In that sense there is a close connection between holy laughter and eschatology. Holy laughter erupts from a heart that hopes and imagines and trusts "the love that moves the sun and other stars." Laughter in that sense is praise, laughter is gratitude for life, laughter voices faith and confidence in the grace and mercy of a Creator, whose purposes are benign and benevolent beyond human imagination. To see evil boast of its achievements, while knowing its ultimate defeat is to enter into the greatest mystery and the greatest denouement of the greatest drama ever. The incongruity of laughter at the foot of the cross is precisely what makes Christian faith wise foolishness, and Christian hope defiant of all other claims on the heart's allegiance.

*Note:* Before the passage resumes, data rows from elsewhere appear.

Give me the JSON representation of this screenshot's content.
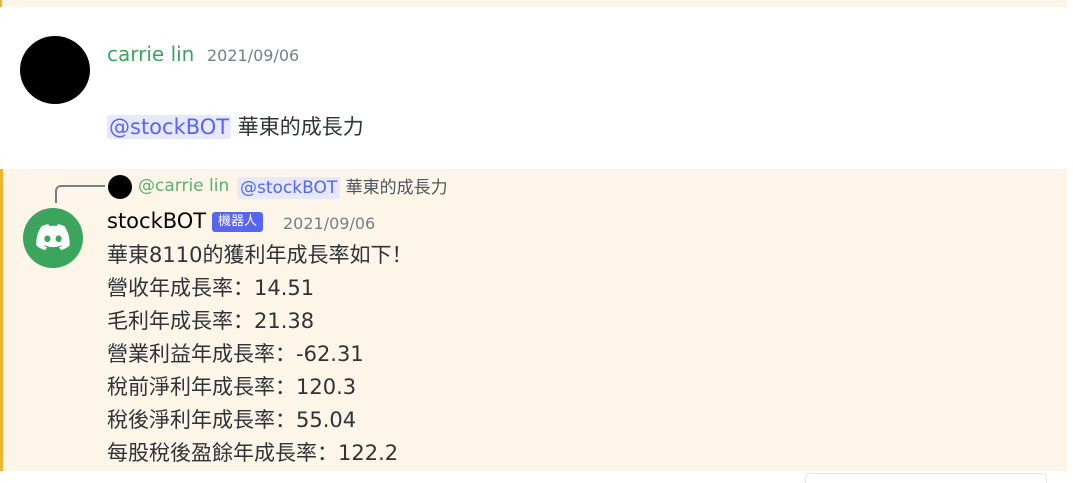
{
  "message1": {
    "author": "carrie lin",
    "timestamp": "2021/09/06",
    "mention": "@stockBOT",
    "text": " 華東的成長力"
  },
  "reply_preview": {
    "author": "@carrie lin",
    "mention": "@stockBOT",
    "text": " 華東的成長力"
  },
  "message2": {
    "author": "stockBOT",
    "badge": "機器人",
    "timestamp": "2021/09/06",
    "lines": [
      "華東8110的獲利年成長率如下！",
      "營收年成長率：14.51",
      "毛利年成長率：21.38",
      "營業利益年成長率：-62.31",
      "稅前淨利年成長率：120.3",
      "稅後淨利年成長率：55.04",
      "每股稅後盈餘年成長率：122.2"
    ]
  },
  "colors": {
    "author_green": "#3ba55d",
    "mention_bg": "#e6e8fd",
    "mention_fg": "#5865f2",
    "highlight_bg": "#fdf5e8",
    "highlight_bar": "#f0b232",
    "badge_bg": "#5865f2"
  }
}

The suffering of the Syrian people, the cruelty and inhumane trading and trafficking in people, the long treks and voyages of refugees, the poverty and powerlessness of billions, the plundering, waste and despoiling of our oceans and forests and human habitats, are all, and each, reason enough to dread for the future. They are no laughing matter; and Julian of Norwich, whose world was incomparably different from 21st Century times, would nevertheless recognise our human fallenness and capacity for damage and hurt of others, and our intractable and self-defeating fixation on self-interest, whether individual or national. And she would weep, as we ought.

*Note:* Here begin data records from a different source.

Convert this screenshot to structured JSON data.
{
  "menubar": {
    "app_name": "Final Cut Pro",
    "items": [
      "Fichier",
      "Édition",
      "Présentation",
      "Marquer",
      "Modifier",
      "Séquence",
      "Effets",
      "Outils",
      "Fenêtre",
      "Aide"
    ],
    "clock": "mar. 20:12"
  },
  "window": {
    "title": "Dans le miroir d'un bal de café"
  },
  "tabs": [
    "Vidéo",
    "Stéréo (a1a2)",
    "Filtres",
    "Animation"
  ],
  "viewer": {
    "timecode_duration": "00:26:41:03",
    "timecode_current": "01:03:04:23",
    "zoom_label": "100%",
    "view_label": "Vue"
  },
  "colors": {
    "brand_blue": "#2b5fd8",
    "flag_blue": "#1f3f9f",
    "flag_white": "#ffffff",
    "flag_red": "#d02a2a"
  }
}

And yet. I recognise in her laughter a profound theological conviction, that God, not us, holds the decisive hand. Julian's theological instincts are being entirely re-oriented as the Passion of Christ and his Cross, is shown to her in its folly and power, its apparent defeat yet mysterious triumph. And into the deep layers of her laughter, seeds of hope fall from the Cross, and in prayers of trustful joy, they germinate and propagate towards fulfilment as God's great purposes work out, "breaking down dividing walls of hostility, and "reconciling all things to himself, making peace by the blood of the cross."